Congress should shift the focus of the U.S. immigration system away from family reunification and toward employment. In recent years, more than half of all green cards have gone to immediate family members of U.S. citizens, with extended family members comprising the second-largest category of recipients. Fewer than one in six green cards are issued for employment purposes. In our report, we propose doubling the number of employment-based green cards issued annually.
  
A simple step in this direction would be to stop sending away foreign-born graduates of U.S. universities. In 2023, foreigners earned more than one-third of all doctorates in the United States in science and engineering disciplines, including 45 percent of doctorates in physics, and more than half of doctorates in computer science and economics. But only a small fraction of them were allowed to stay in the country after graduation. 
 
Casting out these scientists just when they can start making important contributions to social and economic life is an act of economic self-sabotage. They should be given green cards along with their diplomas — a policy that Trump is on record as supporting.  
 
In September, Trump told Marc A. Thiessen, a columnist for The Washington Post: “If you spend four years in college [and are foreign born], I think you should get a green card as part of your diploma.” He went on to say that, “There are many cases where these young people go back to India, they go back to wherever they come from,” when they could have been contributing to the U.S. economy. 
 
There are reasons to be skeptical that Trump will increase legal immigration in his second term, including the record of his first term. The first Trump administration sought to halve the number of green cards issued annually, nearly doubled the citizenship application fee for green-card holders and denied visas to immigrants who could not prove that they had health insurance.
 
And Trump’s early ban on immigration from seven Muslim-majority countries, xenophobic rhetoric about foreigners and horrific family-separation policy at the border suggest a deep animosity toward immigrants. While that does not necessarily preclude Trump from supporting an increase in employment-based immigration, it does raise serious doubts about his willingness to move in this direction. 
 
Still, we should not dismiss Trump’s explicit statements in support of increasing high-skill immigration and giving green cards to foreign-born graduates of U.S. universities.

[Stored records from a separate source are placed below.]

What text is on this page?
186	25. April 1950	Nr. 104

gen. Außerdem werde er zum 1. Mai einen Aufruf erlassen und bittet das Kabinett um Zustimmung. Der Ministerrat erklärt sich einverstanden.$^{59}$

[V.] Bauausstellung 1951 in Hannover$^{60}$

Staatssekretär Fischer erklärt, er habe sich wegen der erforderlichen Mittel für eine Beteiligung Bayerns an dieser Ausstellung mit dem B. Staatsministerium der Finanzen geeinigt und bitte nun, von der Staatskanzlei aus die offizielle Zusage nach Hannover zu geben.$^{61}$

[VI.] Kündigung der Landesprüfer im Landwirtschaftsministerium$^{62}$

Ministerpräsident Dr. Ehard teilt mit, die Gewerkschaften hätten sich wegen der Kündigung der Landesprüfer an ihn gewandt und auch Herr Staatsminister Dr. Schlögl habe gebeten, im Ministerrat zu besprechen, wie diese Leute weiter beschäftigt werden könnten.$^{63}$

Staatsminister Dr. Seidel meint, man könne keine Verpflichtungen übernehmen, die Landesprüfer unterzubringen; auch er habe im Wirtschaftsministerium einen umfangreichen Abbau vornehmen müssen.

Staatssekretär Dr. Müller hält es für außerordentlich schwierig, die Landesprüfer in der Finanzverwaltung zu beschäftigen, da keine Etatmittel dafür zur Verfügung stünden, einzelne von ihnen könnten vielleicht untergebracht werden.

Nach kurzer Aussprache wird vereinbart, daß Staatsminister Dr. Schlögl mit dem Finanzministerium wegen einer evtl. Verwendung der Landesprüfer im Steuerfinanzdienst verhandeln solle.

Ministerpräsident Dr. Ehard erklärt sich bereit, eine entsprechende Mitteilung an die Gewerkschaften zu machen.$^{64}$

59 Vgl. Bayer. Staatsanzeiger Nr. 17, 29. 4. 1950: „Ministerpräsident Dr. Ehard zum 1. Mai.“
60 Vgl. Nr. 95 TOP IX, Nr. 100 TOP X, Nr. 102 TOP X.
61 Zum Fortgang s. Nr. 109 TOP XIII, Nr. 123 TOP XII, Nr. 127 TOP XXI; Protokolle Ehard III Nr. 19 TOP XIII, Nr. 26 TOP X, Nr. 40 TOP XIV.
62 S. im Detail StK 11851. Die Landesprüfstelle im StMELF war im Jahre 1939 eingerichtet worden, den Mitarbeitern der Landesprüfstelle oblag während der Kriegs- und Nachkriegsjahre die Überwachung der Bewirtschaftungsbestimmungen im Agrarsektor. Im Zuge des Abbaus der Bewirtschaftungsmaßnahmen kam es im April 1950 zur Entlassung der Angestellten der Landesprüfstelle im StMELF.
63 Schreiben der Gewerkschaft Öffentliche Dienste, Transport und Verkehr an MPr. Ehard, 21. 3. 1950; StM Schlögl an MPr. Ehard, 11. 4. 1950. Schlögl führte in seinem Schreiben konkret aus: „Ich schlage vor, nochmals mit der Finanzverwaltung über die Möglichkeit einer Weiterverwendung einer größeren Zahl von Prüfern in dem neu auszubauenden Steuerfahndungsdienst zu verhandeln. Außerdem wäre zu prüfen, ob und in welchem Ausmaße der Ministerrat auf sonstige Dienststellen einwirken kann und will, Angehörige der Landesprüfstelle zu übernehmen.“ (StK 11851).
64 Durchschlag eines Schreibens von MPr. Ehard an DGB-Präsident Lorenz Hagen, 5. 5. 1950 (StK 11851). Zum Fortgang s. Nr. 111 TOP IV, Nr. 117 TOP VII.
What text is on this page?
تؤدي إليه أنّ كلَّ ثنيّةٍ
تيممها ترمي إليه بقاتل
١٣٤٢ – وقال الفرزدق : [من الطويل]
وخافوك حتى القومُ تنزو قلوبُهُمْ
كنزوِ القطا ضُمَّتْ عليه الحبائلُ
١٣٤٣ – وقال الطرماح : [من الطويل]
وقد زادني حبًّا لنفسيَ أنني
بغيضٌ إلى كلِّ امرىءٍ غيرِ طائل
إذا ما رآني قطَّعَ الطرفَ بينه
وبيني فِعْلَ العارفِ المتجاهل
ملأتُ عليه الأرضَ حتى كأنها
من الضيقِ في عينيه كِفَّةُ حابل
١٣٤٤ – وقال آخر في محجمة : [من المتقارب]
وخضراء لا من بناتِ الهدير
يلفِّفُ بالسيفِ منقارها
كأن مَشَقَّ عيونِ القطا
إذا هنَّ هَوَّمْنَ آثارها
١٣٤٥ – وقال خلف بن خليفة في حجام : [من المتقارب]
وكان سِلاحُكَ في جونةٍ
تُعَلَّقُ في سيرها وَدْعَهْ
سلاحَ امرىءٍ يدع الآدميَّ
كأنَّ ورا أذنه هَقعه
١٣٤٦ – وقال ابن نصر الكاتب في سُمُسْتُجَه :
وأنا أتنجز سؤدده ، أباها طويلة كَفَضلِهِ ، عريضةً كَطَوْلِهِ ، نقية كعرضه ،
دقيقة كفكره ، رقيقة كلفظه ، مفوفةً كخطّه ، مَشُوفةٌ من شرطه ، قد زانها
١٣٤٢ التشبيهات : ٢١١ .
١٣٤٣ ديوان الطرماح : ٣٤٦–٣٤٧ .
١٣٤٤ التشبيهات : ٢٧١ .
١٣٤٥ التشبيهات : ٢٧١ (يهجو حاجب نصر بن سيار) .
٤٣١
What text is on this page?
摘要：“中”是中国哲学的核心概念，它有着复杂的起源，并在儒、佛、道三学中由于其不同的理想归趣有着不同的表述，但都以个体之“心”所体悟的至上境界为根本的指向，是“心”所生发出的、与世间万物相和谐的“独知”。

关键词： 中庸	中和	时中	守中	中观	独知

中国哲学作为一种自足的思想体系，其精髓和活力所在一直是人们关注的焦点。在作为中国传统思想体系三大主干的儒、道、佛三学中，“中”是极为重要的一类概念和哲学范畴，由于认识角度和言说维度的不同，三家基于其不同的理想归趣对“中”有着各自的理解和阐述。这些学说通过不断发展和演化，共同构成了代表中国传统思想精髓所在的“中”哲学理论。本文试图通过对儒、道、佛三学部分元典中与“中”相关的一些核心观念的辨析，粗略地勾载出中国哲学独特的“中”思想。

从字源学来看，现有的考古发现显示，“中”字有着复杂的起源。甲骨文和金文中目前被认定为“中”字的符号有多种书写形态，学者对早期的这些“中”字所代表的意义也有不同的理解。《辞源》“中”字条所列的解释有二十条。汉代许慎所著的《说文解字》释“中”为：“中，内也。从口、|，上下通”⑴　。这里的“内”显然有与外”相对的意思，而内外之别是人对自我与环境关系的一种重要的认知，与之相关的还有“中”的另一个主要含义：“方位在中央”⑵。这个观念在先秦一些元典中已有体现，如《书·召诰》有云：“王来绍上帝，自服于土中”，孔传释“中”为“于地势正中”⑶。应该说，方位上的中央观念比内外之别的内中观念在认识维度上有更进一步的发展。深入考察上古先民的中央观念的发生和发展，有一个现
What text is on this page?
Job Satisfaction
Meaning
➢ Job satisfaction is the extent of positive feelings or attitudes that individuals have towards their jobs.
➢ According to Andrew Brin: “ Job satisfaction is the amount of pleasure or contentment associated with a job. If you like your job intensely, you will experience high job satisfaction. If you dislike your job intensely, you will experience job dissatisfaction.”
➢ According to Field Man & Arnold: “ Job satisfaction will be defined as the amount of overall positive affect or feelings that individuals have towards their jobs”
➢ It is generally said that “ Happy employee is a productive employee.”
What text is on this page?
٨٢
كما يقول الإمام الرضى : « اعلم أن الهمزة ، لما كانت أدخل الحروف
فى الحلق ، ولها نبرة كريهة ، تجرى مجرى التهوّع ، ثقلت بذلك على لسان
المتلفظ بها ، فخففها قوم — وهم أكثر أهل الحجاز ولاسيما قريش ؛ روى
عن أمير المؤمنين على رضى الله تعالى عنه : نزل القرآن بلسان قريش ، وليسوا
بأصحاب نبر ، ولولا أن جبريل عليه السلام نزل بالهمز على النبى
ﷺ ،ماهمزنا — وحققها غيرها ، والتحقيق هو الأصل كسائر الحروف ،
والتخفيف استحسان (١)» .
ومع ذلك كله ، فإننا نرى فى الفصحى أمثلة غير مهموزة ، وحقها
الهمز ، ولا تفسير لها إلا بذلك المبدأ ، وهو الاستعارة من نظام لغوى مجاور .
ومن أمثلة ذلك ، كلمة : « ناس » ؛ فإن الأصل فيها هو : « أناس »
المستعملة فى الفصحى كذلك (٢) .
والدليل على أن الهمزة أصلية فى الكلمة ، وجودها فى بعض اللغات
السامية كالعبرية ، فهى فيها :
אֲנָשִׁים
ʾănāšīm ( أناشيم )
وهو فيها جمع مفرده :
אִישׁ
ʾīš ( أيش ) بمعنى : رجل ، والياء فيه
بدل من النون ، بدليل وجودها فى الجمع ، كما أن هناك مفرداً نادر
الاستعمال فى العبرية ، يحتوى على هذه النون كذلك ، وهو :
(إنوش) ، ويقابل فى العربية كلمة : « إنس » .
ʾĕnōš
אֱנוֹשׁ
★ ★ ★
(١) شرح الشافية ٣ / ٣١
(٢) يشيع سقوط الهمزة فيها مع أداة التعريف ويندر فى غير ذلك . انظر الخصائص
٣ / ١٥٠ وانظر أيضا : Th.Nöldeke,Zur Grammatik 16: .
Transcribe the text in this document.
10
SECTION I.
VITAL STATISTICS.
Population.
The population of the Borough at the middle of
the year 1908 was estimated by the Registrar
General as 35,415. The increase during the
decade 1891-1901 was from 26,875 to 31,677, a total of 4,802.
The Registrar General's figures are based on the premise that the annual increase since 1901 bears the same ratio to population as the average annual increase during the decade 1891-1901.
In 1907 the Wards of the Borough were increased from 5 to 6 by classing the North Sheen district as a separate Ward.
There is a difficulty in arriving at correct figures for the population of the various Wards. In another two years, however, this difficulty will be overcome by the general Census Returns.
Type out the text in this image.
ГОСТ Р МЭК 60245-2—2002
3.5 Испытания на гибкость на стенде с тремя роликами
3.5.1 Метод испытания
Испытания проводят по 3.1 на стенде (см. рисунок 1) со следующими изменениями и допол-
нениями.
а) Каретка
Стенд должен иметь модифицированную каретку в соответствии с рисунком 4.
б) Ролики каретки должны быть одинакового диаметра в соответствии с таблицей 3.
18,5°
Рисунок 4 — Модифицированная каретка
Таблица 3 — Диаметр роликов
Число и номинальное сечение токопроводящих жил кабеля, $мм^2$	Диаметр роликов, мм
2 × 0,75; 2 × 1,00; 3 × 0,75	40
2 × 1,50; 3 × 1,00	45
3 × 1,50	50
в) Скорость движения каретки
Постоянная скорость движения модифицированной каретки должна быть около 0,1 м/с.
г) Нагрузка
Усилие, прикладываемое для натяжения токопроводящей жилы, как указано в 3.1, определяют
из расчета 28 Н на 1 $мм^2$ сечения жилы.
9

Nor should we unduly minimize his decision to side with the tech wing of his coalition in December’s kerfuffle. 
 
From an economic perspective, another reason for optimism is that the immigration policies from Trump’s first term focused mainly on stemming illegal, not legal, immigration. True, Trump’s main adviser on the issue, Stephen Miller, is hawkish on legal immigration as well. But pro-business officials in the first Trump White House held Miller and his allies at bay. Musk is setting himself up to play a similar role in the incoming administration and could very well win these battles. 
 
There is broader significance here. Trump himself is less of a Trumpian populist than many of his MAGA supporters, including some incoming officials in his administration. On several key economic issues — taxes, antitrust, innovation, and, apparently, high-skill immigration — Trump’s views hew much closer to those of traditional Republicans than to those espoused by the nationalist-populists who are ascendant in his political movement. 
 
The key question is straightforward: When the MAGA wing is in conflict with pro-business conservatives or the tech community, who will win? The answer is uncertain. But for now, score a point for the tech entrepreneurs — and for the long-term prosperity of American workers and families.